Indeed, as mentioned above, AUKUS could actually help the Quad. It could even take some of the pressure off the grouping, by attracting Chinese ire. It might make the four-country grouping relatively more palatable to ASEAN in comparison. And, as another non-Quad venue for security collaboration, AUKUS could also reduce the pressure on India and Japan to undertake commitments or activities on the defense and security front that they are unable or unwilling to sign on to. This potentially increases the freedom of action—or strategic autonomy—of these members and other like-minded countries in the region.
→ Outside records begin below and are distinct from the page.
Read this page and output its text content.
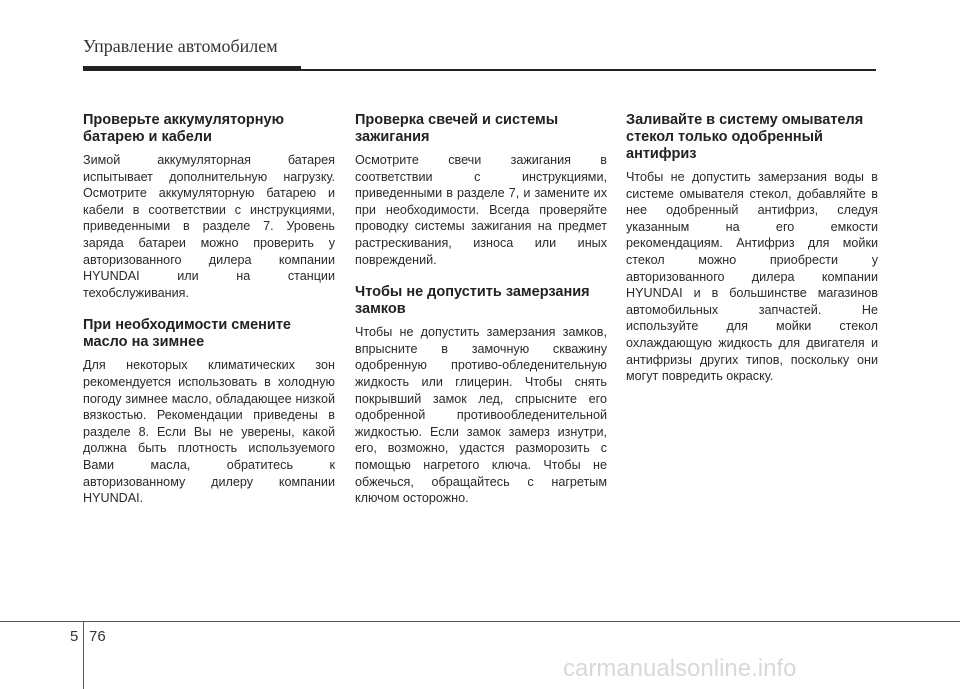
Управление автомобилем
Проверьте аккумуляторную батарею и кабели

Зимой аккумуляторная батарея испытывает дополнительную нагрузку. Осмотрите аккумуляторную батарею и кабели в соответствии с инструкциями, приведенными в разделе 7. Уровень заряда батареи можно проверить у авторизованного дилера компании HYUNDAI или на станции техобслуживания.

При необходимости смените масло на зимнее

Для некоторых климатических зон рекомендуется использовать в холодную погоду зимнее масло, обладающее низкой вязкостью. Рекомендации приведены в разделе 8. Если Вы не уверены, какой должна быть плотность используемого Вами масла, обратитесь к авторизованному дилеру компании HYUNDAI.

Проверка свечей и системы зажигания

Осмотрите свечи зажигания в соответствии с инструкциями, приведенными в разделе 7, и замените их при необходимости. Всегда проверяйте проводку системы зажигания на предмет растрескивания, износа или иных повреждений.

Чтобы не допустить замерзания замков

Чтобы не допустить замерзания замков, впрысните в замочную скважину одобренную противо-обледенительную жидкость или глицерин. Чтобы снять покрывший замок лед, спрысните его одобренной противообледенительной жидкостью. Если замок замерз изнутри, его, возможно, удастся разморозить с помощью нагретого ключа. Чтобы не обжечься, обращайтесь с нагретым ключом осторожно.

Заливайте в систему омывателя стекол только одобренный антифриз

Чтобы не допустить замерзания воды в системе омывателя стекол, добавляйте в нее одобренный антифриз, следуя указанным на его емкости рекомендациям. Антифриз для мойки стекол можно приобрести у авторизованного дилера компании HYUNDAI и в большинстве магазинов автомобильных запчастей. Не используйте для мойки стекол охлаждающую жидкость для двигателя и антифризы других типов, поскольку они могут повредить окраску.

5 76
carmanualsonline.info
Some of these aspects might become clearer over the course of the current Quad summit or at least in Modi’s bilaterals with his Quad counterparts. He will seek to better understand AUKUS and its implications for the region. India will also be hoping that the Macron-Biden call was a sign of things to come and AUKUS hasn’t done lasting damage to collaborative efforts in the Indo-Pacific and beyond. At the end of the day, India wants to see its various partners and like-minded coalitions pulling in the same direction. Thus, it will do what it can to soothe ruffled feathers. Finally, Indian officials will assess what opportunities have opened up for India particularly with France, which it considers relatively more reliable as a defense trade partner, and with the U.S. and Australia, which are in better alignment regarding China.